49 Toutefois, compte tenu des considérations figurant aux points 38 et 39 du présent arrêt, il incombe au juge national, d’une part, de s’assurer, à la lumière de critères objectifs, que les organismes de radiodiffusion, à la différence des autres catégories de titulaires de droit visées à l’article 2 de la directive 2001/29, ne subissent qu’un préjudice qui peut être qualifié de « minime », au titre de la reproduction non autorisée des fixations de leurs émissions. D’autre part, il lui faut vérifier, également à la lumière de critères objectifs, si, au sein de la catégorie de titulaires de droits constituée par les organismes de radiodiffusion, l’ensemble de ces organismes se trouvent dans des situations comparables, notamment au regard du préjudice qu’ils subissent, justifiant que l’ensemble de ces organismes soient exclus du bénéfice du droit à la compensation équitable.
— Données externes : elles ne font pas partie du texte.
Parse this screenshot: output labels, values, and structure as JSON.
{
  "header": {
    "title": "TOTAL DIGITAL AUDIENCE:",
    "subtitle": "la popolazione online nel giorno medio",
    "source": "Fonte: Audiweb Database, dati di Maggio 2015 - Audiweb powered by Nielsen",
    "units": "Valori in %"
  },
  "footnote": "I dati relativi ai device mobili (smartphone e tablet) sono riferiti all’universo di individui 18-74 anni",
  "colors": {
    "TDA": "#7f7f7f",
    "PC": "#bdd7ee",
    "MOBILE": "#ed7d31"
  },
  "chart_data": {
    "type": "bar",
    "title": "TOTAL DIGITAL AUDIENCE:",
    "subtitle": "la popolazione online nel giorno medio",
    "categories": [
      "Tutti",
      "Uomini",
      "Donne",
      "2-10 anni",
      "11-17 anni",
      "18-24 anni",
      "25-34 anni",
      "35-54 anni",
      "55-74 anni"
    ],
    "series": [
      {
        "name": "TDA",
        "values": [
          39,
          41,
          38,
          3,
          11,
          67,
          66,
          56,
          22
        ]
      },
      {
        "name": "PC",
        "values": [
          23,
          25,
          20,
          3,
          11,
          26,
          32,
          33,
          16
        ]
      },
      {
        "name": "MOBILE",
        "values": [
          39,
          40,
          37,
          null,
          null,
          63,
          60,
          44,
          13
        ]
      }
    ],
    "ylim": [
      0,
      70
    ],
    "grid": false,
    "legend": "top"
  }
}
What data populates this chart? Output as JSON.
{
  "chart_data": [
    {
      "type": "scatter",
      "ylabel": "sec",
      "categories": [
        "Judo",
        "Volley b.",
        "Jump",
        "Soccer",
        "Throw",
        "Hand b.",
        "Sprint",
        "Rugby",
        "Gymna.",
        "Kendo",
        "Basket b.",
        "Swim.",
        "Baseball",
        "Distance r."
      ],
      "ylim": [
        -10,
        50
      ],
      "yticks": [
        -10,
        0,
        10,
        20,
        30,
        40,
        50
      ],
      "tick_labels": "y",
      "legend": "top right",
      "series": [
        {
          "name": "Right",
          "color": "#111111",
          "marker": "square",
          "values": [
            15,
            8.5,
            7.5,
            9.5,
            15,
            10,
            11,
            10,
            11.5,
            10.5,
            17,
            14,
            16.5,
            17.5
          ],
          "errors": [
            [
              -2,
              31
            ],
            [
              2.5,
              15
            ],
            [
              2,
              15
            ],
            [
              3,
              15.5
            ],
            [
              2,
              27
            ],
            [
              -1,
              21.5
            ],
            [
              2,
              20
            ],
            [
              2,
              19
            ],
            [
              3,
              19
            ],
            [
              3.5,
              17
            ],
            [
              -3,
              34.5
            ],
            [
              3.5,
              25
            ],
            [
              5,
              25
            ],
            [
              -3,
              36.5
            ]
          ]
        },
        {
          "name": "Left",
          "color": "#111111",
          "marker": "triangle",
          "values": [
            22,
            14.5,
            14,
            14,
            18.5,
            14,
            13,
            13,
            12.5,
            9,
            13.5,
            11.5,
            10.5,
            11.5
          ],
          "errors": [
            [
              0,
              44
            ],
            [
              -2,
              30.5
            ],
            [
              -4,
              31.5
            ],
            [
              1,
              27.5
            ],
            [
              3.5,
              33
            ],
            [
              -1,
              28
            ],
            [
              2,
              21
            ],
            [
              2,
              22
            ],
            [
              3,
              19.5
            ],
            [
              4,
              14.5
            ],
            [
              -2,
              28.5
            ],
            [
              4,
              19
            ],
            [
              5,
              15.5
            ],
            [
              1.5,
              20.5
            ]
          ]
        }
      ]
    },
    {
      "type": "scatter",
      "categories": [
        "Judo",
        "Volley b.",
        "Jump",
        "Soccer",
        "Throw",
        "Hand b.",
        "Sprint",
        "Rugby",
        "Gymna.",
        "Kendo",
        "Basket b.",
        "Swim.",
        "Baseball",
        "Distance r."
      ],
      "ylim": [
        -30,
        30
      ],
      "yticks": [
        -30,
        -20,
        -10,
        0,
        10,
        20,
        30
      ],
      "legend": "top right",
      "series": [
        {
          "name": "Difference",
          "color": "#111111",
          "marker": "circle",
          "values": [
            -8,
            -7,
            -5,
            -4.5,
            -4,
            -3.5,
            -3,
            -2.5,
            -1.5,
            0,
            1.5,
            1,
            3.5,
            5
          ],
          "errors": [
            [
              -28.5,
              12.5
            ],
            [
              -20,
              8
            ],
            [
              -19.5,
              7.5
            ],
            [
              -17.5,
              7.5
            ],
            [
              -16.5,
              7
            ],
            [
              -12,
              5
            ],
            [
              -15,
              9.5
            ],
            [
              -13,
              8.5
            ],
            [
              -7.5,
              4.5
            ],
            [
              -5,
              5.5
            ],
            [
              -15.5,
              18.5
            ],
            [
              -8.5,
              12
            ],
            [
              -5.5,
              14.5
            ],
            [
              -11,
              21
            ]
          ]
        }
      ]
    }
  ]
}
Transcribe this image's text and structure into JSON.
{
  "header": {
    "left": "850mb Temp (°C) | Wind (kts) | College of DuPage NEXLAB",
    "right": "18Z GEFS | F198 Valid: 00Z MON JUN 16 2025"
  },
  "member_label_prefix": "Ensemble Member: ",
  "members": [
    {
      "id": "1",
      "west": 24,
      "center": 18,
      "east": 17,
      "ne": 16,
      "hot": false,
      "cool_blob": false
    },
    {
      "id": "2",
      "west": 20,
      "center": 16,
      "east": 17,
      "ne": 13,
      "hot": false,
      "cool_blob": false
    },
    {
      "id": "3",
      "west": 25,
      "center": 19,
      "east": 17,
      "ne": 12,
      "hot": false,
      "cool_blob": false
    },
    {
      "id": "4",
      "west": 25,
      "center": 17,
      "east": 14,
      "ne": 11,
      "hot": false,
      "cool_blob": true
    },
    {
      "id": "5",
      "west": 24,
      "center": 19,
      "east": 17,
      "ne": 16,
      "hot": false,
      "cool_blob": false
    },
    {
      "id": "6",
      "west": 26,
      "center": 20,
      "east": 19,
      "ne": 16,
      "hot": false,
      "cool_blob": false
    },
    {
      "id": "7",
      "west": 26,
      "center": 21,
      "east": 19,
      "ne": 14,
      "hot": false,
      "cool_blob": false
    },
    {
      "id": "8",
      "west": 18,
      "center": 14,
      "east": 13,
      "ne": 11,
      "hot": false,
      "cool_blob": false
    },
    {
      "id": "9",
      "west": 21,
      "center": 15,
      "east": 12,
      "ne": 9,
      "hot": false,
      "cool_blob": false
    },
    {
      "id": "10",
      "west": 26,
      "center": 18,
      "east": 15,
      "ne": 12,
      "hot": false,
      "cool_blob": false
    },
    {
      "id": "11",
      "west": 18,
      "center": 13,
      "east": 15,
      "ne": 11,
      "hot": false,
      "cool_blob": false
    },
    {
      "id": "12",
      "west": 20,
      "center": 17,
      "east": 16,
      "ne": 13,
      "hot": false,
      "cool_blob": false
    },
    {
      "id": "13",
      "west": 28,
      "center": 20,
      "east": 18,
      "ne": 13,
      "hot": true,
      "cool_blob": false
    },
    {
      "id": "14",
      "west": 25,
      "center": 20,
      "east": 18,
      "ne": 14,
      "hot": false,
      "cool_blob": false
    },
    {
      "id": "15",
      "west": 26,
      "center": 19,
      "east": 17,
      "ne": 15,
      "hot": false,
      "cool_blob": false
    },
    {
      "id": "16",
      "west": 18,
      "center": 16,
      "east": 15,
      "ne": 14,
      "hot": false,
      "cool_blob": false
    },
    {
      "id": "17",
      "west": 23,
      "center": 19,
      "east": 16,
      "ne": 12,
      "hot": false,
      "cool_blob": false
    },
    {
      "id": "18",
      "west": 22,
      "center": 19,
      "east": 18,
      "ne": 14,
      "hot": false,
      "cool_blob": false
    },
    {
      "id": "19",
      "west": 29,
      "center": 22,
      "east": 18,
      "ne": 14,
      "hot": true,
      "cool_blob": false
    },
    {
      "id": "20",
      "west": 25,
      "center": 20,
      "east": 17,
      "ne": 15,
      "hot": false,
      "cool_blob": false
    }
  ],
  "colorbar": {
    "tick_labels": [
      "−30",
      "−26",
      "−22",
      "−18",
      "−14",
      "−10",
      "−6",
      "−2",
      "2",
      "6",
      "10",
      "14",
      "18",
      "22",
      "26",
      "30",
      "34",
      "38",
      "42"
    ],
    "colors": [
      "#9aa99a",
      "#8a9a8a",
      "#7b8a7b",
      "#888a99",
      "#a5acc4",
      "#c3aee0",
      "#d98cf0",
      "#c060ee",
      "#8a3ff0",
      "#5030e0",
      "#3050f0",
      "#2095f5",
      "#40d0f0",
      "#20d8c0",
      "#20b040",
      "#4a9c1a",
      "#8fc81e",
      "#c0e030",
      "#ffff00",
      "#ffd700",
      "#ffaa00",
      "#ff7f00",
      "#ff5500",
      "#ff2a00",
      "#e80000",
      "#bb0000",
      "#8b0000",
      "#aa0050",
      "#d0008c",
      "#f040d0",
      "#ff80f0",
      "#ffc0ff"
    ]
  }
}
50 En effet, ce n’est qu’à cette double condition qu’une réglementation nationale excluant l’ensemble desdits organismes du bénéfice de la compensation équitable devrait être considérée comme satisfaisant aux exigences de l’article 5, paragraphe 2, sous b), de la directive 2001/29.

51 À cet égard, les parties intéressées ayant déposé des observations écrites ne s’accordent ni sur la nature et l’étendue du préjudice que subiraient les organismes de radiodiffusion du fait de la copie privée des fixations de leurs émissions ni sur la comparabilité des situations dans lesquelles se trouvent ces organismes, selon qu’ils bénéficient ou non d’un financement public.

52 Ainsi que M. l’avocat général l’a relevé, en substance, au point 26 de ses conclusions, l’existence et l’étendue du préjudice éventuel subi par les organismes de diffusion, de même que l’examen de la comparabilité des situations dans lesquelles se trouvent les éventuelles catégories distinctes d’organismes de radiodiffusion, constituent des appréciations de fait qu’il incombe à la juridiction de renvoi d’effectuer.

53 Eu égard à l’ensemble des considérations qui précèdent, il y a lieu de répondre aux questions posées que l’article 5, paragraphe 2, sous b), de la directive 2001/29 doit être interprété en ce sens qu’il s’oppose à une réglementation nationale qui exclut les organismes de radiodiffusion, dont les fixations des émissions sont reproduites par des personnes physiques pour un usage privé et à des fins non commerciales, du droit à une compensation équitable prévu à cette disposition, pour autant que ces organismes subissent un préjudice potentiel qui ne peut être qualifié de « minime ».

Sur les dépens

54 La procédure revêtant, à l’égard des parties au principal, le caractère d’un incident soulevé devant la juridiction de renvoi, il appartient à celle-ci de statuer sur les dépens. Les frais exposés pour soumettre des observations à la Cour, autres que ceux desdites parties, ne peuvent faire l’objet d’un remboursement.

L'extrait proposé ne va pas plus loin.